Strength 2: Experimental Validation
The study provides experimental results that demonstrate the effectiveness of NAP in reducing AR-like behavior and improving parallel decoding performance.
Demerits
Limitation 1: Data-centric Approach
The proposed approach relies heavily on data curation and may not be scalable to large datasets or diverse domains.

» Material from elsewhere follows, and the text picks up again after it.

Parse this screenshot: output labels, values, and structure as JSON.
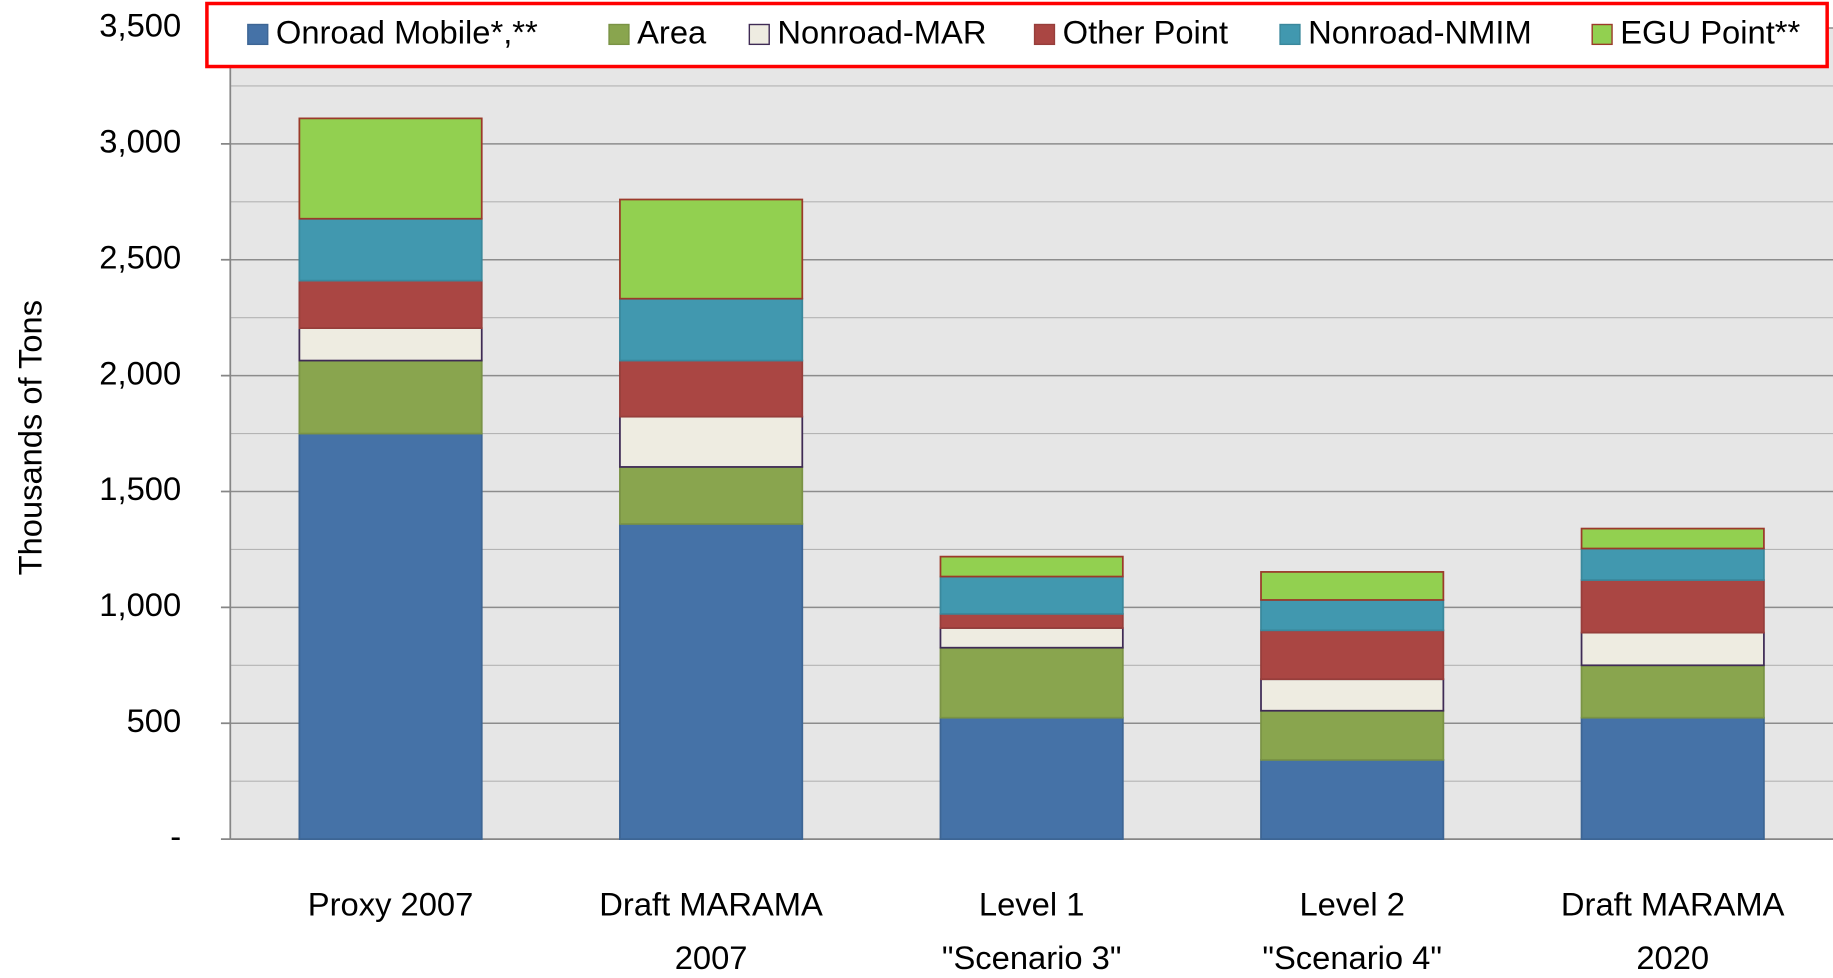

Limitation 2: Computational Resources
The parallel-forced decoding strategy may require significant computational resources, which could be a limitation for real-world applications.
Expert Commentary
The study provides a thorough analysis of the AR-like behavior of DLMs and proposes a novel approach to mitigating this behavior. The experimental results are convincing and demonstrate the effectiveness of NAP in reducing AR-like behavior and improving parallel decoding performance. However, the proposed approach relies heavily on data curation, which may not be scalable to large datasets or diverse domains. Additionally, the parallel-forced decoding strategy may require significant computational resources, which could be a limitation for real-world applications. Nevertheless, the study has significant implications for the development of parallel language models and highlights the importance of revisiting data and supervision in mitigating AR-like behavior.
Recommendations
- ✓ Recommendation 1: Further Research on Scalability
- ✓ Further research is needed to investigate the scalability of NAP to large datasets and diverse domains.
- ✓ Recommendation 2: Investigation of Alternative Decoding Strategies
- ✓ Alternative decoding strategies that do not rely on parallel-forced decoding should be explored to mitigate the computational resources required by NAP.